Benin is the birthplace of voodoo. The voodoo that is in Haiti and New Orleans can be traced to Africans brought from Benin as slaves. Today it is still very active. Many houses have small altars at their doorways to make small chicken sacrifices or egg offerings. In Ouida there is a small round building with one hundred pythons that are worshiped and attended to by priests. Once a week the doors are opened up so that the snakes can roam the village at night to feed before they return on their own to their home. In one village nearby there is a pile of human heads from ritual sacrifices. Voodoo is very alive.
Ode is a believer in one of these villages. He came to the first day of training on how to use stories for evangelism in his village. The first night we gave them “homework” to go share one of the Bible stories we had done. But the second day Ode didn’t show up.
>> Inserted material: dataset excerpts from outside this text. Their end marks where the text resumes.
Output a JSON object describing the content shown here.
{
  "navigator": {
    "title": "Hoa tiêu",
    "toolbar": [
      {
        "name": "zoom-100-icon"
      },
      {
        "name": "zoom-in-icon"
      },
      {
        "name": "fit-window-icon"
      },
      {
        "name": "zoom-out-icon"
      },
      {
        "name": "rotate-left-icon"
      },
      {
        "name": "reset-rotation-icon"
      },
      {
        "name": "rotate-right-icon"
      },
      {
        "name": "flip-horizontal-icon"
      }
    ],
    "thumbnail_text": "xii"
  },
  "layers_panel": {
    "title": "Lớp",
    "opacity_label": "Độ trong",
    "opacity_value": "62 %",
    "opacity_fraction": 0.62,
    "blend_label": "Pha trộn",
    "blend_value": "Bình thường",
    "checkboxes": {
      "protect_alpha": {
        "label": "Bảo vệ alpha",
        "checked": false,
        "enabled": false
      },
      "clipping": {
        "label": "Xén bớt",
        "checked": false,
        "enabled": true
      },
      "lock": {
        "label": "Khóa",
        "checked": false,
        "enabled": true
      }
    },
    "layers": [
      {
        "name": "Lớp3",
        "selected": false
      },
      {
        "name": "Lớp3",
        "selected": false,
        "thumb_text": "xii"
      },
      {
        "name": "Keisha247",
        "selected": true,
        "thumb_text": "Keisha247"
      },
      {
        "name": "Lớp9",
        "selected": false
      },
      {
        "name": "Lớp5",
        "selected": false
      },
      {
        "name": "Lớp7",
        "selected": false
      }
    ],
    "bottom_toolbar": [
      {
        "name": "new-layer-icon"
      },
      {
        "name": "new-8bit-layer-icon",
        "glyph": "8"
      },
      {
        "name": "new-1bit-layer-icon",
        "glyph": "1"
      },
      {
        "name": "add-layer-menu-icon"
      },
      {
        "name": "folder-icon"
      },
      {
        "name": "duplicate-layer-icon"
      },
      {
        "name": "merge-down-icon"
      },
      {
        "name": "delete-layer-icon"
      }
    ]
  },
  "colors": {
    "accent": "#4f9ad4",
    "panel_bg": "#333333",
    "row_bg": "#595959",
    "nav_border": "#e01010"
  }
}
On the third day, he came apologizing for being absent.
“I was walking to my village along the ocean. I saw some of my friends working on nets. They asked where I had been, why I had not gone out today. I told them the story [of the demon possessed man]. I was asking questions, but some people came and I had to tell it again. Then they got some friends and I had to tell it again. So we sat on the beach talking about it. Then they asked if I had another story. I told them the paralyzed man.
One of the older men said to me, ‘Why haven’t you shared this with us before! I am very upset with you.’ They stayed until the morning. Then they went home and I fell asleep on the beach. That is why I didn’t make it yesterday.”